The keystore that contains a personal certificate must exist.

About this task

You must complete this procedure for each WebSphere Application Server node. If multiple WebSphere Application Server nodes that use the same exact personal certificate, then you must add only the corresponding signer certificate once to the plug-in keystore.

Procedure

  1. Click Security > SSL certificate and key management > Manage endpoint security configurations.
  2. Click NodeDefaultSSLSettings.
  3. Select Keystores and certificates.
  4. Click NodeDefaultKeyStore.
  5. Click Personal certificates.
  6. You see a chained certificate.
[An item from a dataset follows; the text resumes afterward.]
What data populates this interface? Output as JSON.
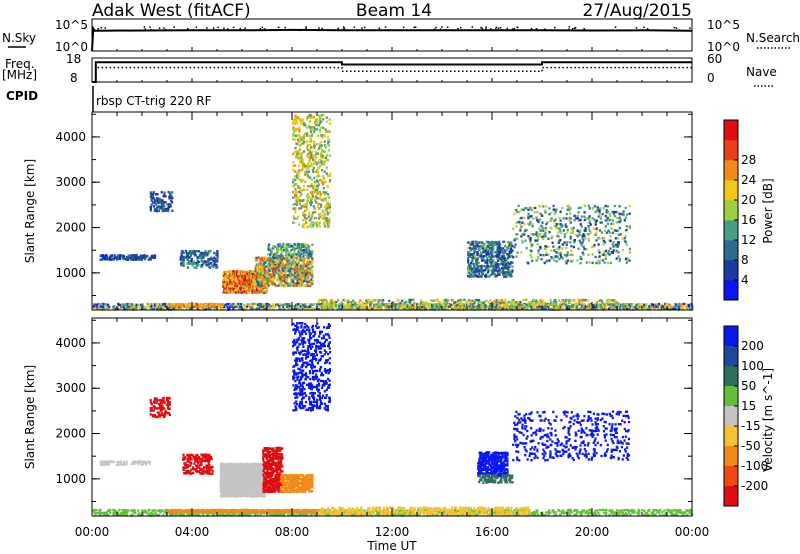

The personal certificate is the first one in the chain. The signer certificate is the second one in the chain. Look at the CN in the signer certificate. Also, look at the serial number of the signer certificate.
    Note: This certificate is the exact signer certificate that you must use.
  7. Click to return to the Keystores and certificates page.
  8. Click NodeDefaultTrustStore.
  9. Click Signer certificates.
  10. Find the signed certificate with the match CN and serial number from step 6 and check the box next to it. Click Extract.
  11. Enter a temporary path and file name, such as tmp/nodeRootSigner.arm. Click OK.
  12. Click to return to the Manage endpoint security configurations page.
  13. Find the node that contains the web server definition. You must look inside the node and look inside the servers folder to find the web server. Click the web server name.
  14. Click Keystores and certificates.
  15. Click CMSKeyStore.
    Note: CMSKeyStore Is a link to the plugin-key.kdb file.
  16. Click Signer certificates and then click Add.
  17. Enter an Alias and the path and file name from step 11. Click OK.
  18. Click Save to save the changes.
  19. Repeat steps 12-18 for each WebSphere Application Server node.
    Note: If multiple WebSphere Application Server nodes that use the same personal certificate, then you must add only the corresponding signer certificate once to the plug-in keystore.
  20. Click Servers > Server Types > Web servers.
  21. Click the web server name in the list.
  22. Click Plug-in properties.
  23. Click Copy to Web server key store directory.
  24. Stop and restart the webserver to test and ensure that the connection is able to connect successfully.

Results

The signer portion of the personal certificate is stored in the file that is provided.

What to do next

The signer can now be imported into other keystores.